At some points in the President’s address, one couldn’t help but be stunned. The promise to go back to the Kwame Nkrumah – era industrialisation vision and resurrect certain viable parts of it was a clear challenge thrown to the traditional Nkrumahist parties in Ghana that the NDC having for long laid claim to the mantle of the Osagyefo now intended to up the stakes further.

They have now even gone to the extent of promising a wholesale collectivisation of agriculture in their sweeping grab of Nkrumah’s legacy.

‘Farming Service Centers’ for every district that dictate every aspect of farmers’ work; ‘National Employment Centers’ to record the skills of every young person in the community; and polyclinics in every corner, are just a few of the nuts and bolts of this grand vision.

There is of course much to admire in a string of policies designed to make everyone happy in Ghana by dishing out goodies left, right, and center. Who in their right minds can oppose free tricycles for the disabled, tested and approved by the Ghana Federation of the Disabled? Or a complete eradication of mother-to-child HIV transmission through free and prompt access to potent medicines? Or a definite and conclusive HALT to open defecation by 2021?

The problem is that it takes management to ensure the timely design and coordination of the design of all these programs, to staff the institutions, to raise the money, to spend it effectively, and to harness the results to generate more resources to sustain the program.

Given the risks and constraints that the NDC is confronted with, which we have carefully outlined above, the overarching strategy behind its manifesto should be a set of policies that minimises those risks and helps navigate the constraints.

Programs and projects should be connected together and joined up in a way that achieves that overriding risk management goal.

Channels for program management effectiveness should be outcome rather than input-focused; trigger incentives by enabling the right community relationships; and harness the country’s latent strengths not create a plethora of new, inexperienced, institutions.

In this light, the first order of business for the NDC is to build means-testing capacity into all the many, many, welfare programs that it has in mind so that scarce public resources go only to the neediest, while every beneficiary is encouraged in subtle ways to vacate the freebies as soon as they are able.

Providing blanket free goods to everyone is the quickest way to drop efficiency.

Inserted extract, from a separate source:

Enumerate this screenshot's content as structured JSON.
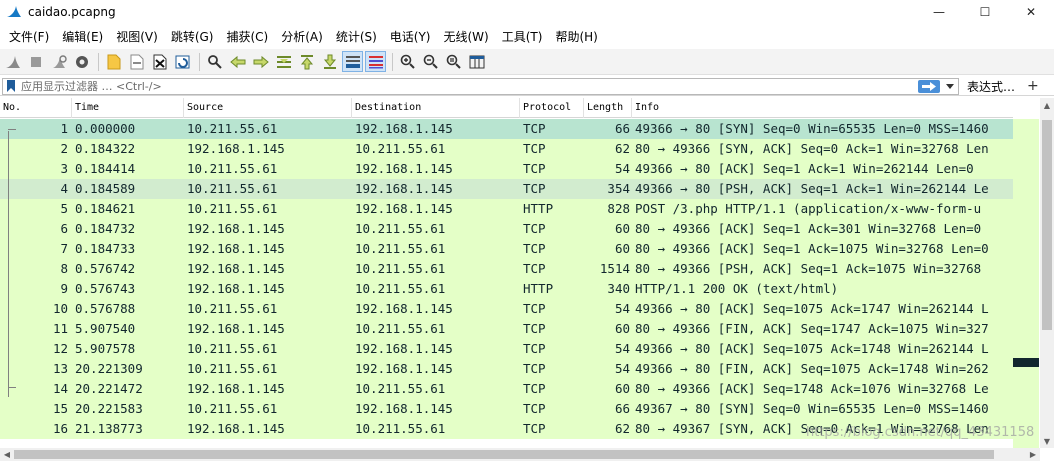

Celebrating the continuous rise in the number of children being fed by the state (apparently by more than 4x in 6 years) is not a viable measure of progress.


Without consolidating government departments and identifying those services where the government has no clear advantage in providing (example: processing licenses and managing their printing) and which should therefore be delivered by private service providers in a competitive tendering regime, there is simply no way to free capacity to deliver all these planned new services without doubling the size of the public service and tripling the cost of wages and administration.

It should be evident upon accessing the key ‘highlight promises’ in the annexes below that the NDC has a lot of room to reorganise the overarching strategy behind its planned programs and projects to achieve many of the admirable social goals that it has so eloquently espoused in the manifesto, from universal prosperity and security to gender parity and scientific advancement.